I suspect that is a record for an engineer fixed fault. Lets hope we see more of this type of excellent service.
Well done BT!
Why did this happen? The main reason is that for FTTC there is a BT owned and managed VDSL router on the end of the line. It means there is active equipment that BT can communicate with (or not) as part of the service. BT can tell when there is a fault or not right up to the hand over point in the customer premises. They cannot do that with ADSL hence all the SFI arguments.
Now if only BT had done this for ADSL - provided a PPPoE DSL router as part of the broadband service. That way they can tell if the line is OK or not by end to end tests. It would have to be the dumbest simplest router from a user point of view, hence saying PPPoE (with jumbo frames) so that customers have a proper choice of router/firewall. Ideally it would also have Ethernet testing built in and available to the ISP. It would be nice if the VDSL routers did this. It is a standard part of many Ethernet chips sets, and would allow testing beyond the hand-over point (Ethernet port). We'd be able to confirm no Ethernet cable, or things like a broken pair in an Ethernet cable so eliminating most of the testing. Such a system would rule out almost all of the grey areas in faults and remove the need for SFI engineers even. It could even have a pair of Ethernet ports and a loop back test option. It could constantly test the line at an ATM level and identify faults before customers see them.

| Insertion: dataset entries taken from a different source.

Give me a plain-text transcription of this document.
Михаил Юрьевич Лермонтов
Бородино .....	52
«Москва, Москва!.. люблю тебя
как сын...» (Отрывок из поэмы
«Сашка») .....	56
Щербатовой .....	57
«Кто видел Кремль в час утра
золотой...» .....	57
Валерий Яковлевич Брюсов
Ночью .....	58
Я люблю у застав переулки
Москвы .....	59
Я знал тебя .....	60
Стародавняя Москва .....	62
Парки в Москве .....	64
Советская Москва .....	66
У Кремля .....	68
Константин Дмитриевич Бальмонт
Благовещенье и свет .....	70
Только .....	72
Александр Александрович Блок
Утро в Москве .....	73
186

We have suggested the VDSL routers for FTTC and the active NTE for FTTP should have Ethernet tests, and all tests should be available to the ISP. No idea if they will take this up.
Maybe one day we'll make a DSL modem, and build all this in. Problem is that we can't get the chip sets as cheaply as you can buy DSL routers!
But anyway, yes, on this occasion, well done BT.
And well done Terry, our latest tech support engineer to join the team.